Algérie : fin du cash pour les comptes commerciaux à risque
La Banque d’Algérie limite les dépôts en espèces pour les comptes commerciaux jugés à risque © Banque d'Algérie - Algérie Zoom
La Banque d’Algérie change les règles du jeu en resserrant l’étau sur le cash. Les dépôts en espèces sur les comptes commerciaux deviennent l’exception, les virements et chèques s’imposent comme norme. Une décision qui vise la transparence et la lutte contre les risques financiers.

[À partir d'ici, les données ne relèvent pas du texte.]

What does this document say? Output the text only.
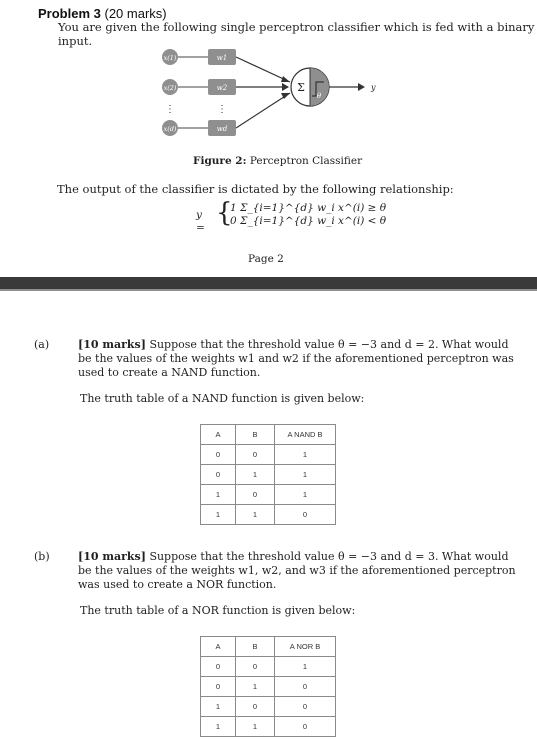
Problem 3 (20 marks)
You are given the following single perceptron classifier which is fed with a binary input.
x(1)
x(2)
⋮
x(d)
w1
w2
⋮
wd
Σ
θ
y
Figure 2: Perceptron Classifier
The output of the classifier is dictated by the following relationship:
y = {
1 Σ_{i=1}^{d} w_i x^(i) ≥ θ
0 Σ_{i=1}^{d} w_i x^(i) < θ
Page 2
(a)	[10 marks] Suppose that the threshold value θ = −3 and d = 2. What would be the values of the weights w1 and w2 if the aforementioned perceptron was used to create a NAND function.
The truth table of a NAND function is given below:
A	B	A NAND B
0	0	1
0	1	1
1	0	1
1	1	0
(b)	[10 marks] Suppose that the threshold value θ = −3 and d = 3. What would be the values of the weights w1, w2, and w3 if the aforementioned perceptron was used to create a NOR function.
The truth table of a NOR function is given below:
A	B	A NOR B
0	0	1
0	1	0
1	0	0
1	1	0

Mardi, une note interne – référencée 02/DGIG/2025 – est tombée. La Banque d’Algérie indique aux banques l’obligation de refuser les dépôts en cash pour les comptes commerciaux, sauf cas exceptionnels, justifiés et validés. En clair, fini les habitudes anciennes : l’argent liquide ne passe plus, sauf dérogation.
Objectif : traçabilité
Le texte est direct. Les opérations doivent coller au profil du client, à son historique financier. Pas de place pour l’opacité. Les banques sont sommées d’appliquer à la lettre les textes existants : le règlement 24-03 ainsi que l’instruction 03-24 sur la vigilance, plus les directives de la Commission bancaire.
Une logique de risque
La Banque centrale adopte une approche basée sur l’analyse des risques. Les clients jugés sensibles, les opérations classées à haut risque, doivent être surveillés de près. Les dépôts massifs en liquide sont dorénavant considérés comme une alerte. Les banques doivent renforcer leurs contrôles, multiplier les vérifications.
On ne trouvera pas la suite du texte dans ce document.